This was a retrospective case series based on the electronic health records (EHR) of adult patients served by Essentia Health East in Duluth, MN. Eligible patients were aged 40–70, had an Essentia Health East primary care provider and received care within Essentia Health East facilities between July 1, 2004 and September 30, 2009. This study was reviewed and approved by the Essentia Health Institutional Review Board.
Study population
To be included in the study, eligible patients were required to have (1) been initially prescribed ACEI or ARB medications between January 1, 2005 and December 31, 2008, without a documented discontinuation for at least 6 months; (2) a diagnosis of DM, CHF, and/or HTN; (3) documentation of baseline Hgb level (12 months before to 10 days after initiation of ACEI or ARB medication) and Hgb level during the follow up period (3 to 12 months after initiation of medication); and (4) baseline GFR or data needed to compute GFR (12 months before to 30 days after initiation of medication). ACEI use has been found to be associated with a decrease in erythropoietin concentrations after as little as 28 days; [12] in this study follow up Hgb was assessed in the 3 to12 month window following the initiation of therapy. There were 7042 eligible patients who were between 40 and 70 years of age at the time of treatment initiation.

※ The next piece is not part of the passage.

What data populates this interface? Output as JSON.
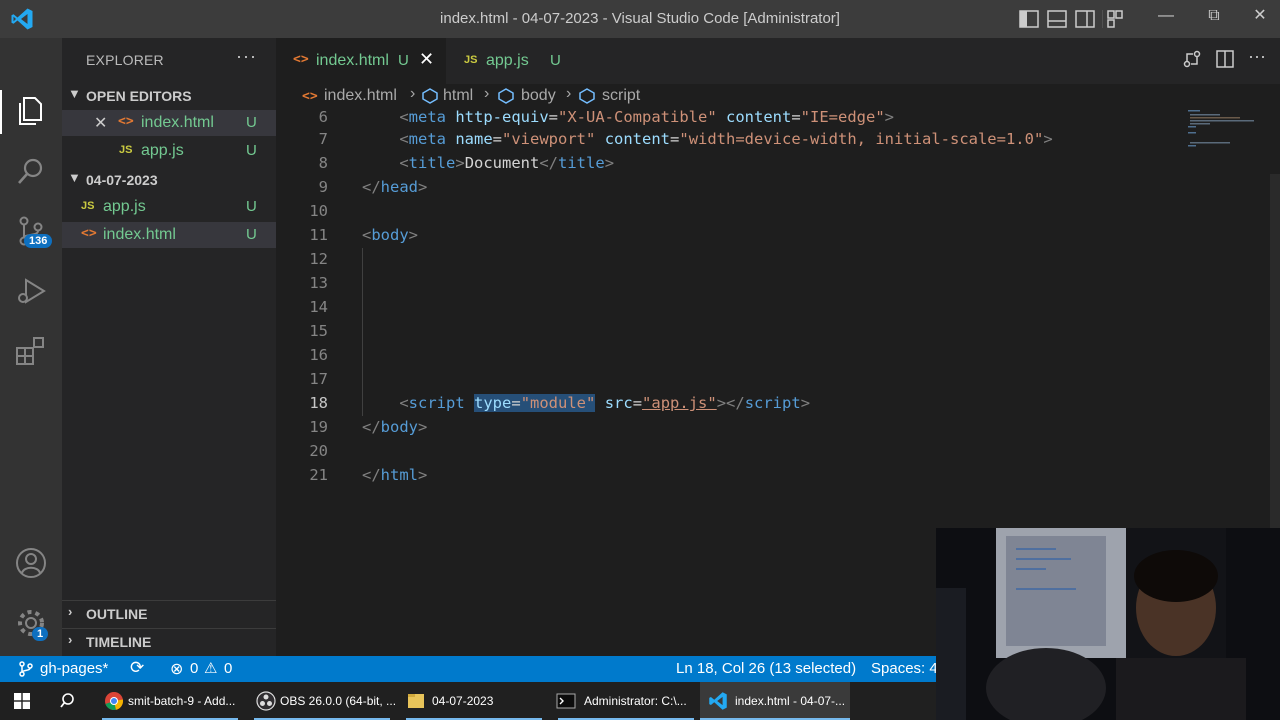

Patients were excluded from the study if their medical record included evidence of (1) underlying conditions associated with anemia (hemoglobinopathy, bleeding disorder, chronic inflammatory disease, or treatment with vitamin B12 or folate) during the time from 6 months before initiation of ACEI or ARB until the end of the follow up period; or (2) other conditions or treatments that might affect Hgb level during the follow up period (blood transfusion, pregnancy, hemodialysis, malignancy requiring chemotherapy or radiotherapy, hospitalization, or treatment with EPO).
Following these exclusions, 5613 patients remained eligible for the study. Of these, 5104 met inclusion criteria (2), above, and 839 met both (2) and (3). The study population consists of the 701 patients who met all four inclusion criteria.
For eligible subjects data was extracted from the EHR: age, sex, class of medication (ACEI or ARB), underlying diagnoses (DM, CHF, and/or HTN), baseline Hgb and GFR, and follow up Hgb. If more than one Hgb report was recorded during the follow up period (3 to 12 months after the initiation of medication), the measure closest to 3 months was used. Chronic kidney disease (CKD) was defined as GFR < 60 mL/min/1.73 m [2].
Data analysis
Preliminary analysis of the ACEI and ARB groups at baseline identified differences between the treatment groups with regard to sex; prevalence of HTN, CHF, and CKD; and baseline Hgb; although not all differences were significant at the 0.05 level. In addition, it was noted that both the rate of prescription of ARB vs. ACEI and the follow up Hgb decreased slightly over the four year period. Accordingly, the fractional number of years from January 1, 2005 until treatment was initiated was included as a variable in the analysis. The investigators recognized that in clinical practice, provider-selected treatment is rarely, if ever, random. The preferential ordering of ACEI or ARB for subpopulations defined by sex and co-morbidities was not due to specific treatment guidelines or standards of clinical practice. Accordingly, the treatment effect of ARB relative to ACEI was considered to be truly confounded by the covariates for which treatment group differences had been identified. It was thus necessary to consider the associations between the baseline covariates and both follow up Hgb and providers’ treatment choices, in order to produce an unbiased estimate of the treatment effect.
We estimated the effect of the two treatments on follow up Hgb with the use of the doubly robust (DR) semiparametric efficient estimator [13, 14]. This method produces an estimate of the causal effect of ARB vs. ACEI on follow up Hgb by simultaneously incorporating (1) the chance that a given subject would receive ACEI or ARB, given their baseline characteristics (the propensity score), and (2) the effects of baseline characteristics (covariates) upon the outcome of interest (follow up Hgb). This approach to data analysis is “doubly robust” in the sense that the model produces an unbiased estimate of the causal effect if either (1) the effect of baseline covariates on the outcome or (2) the propensity score is correct. A complete-case ANCOVA was conducted. All analyses were completed using SAS ver. 9.2 and the SAS macro, %drmacro, described by Funk et al. [15] was used to produce the estimated causal effect and asymptotic confidence interval (CI). The bias-corrected and accelerated (BCa) bootstrap CI [16] of the causal effect was constructed for comparison with the asymptotic CI.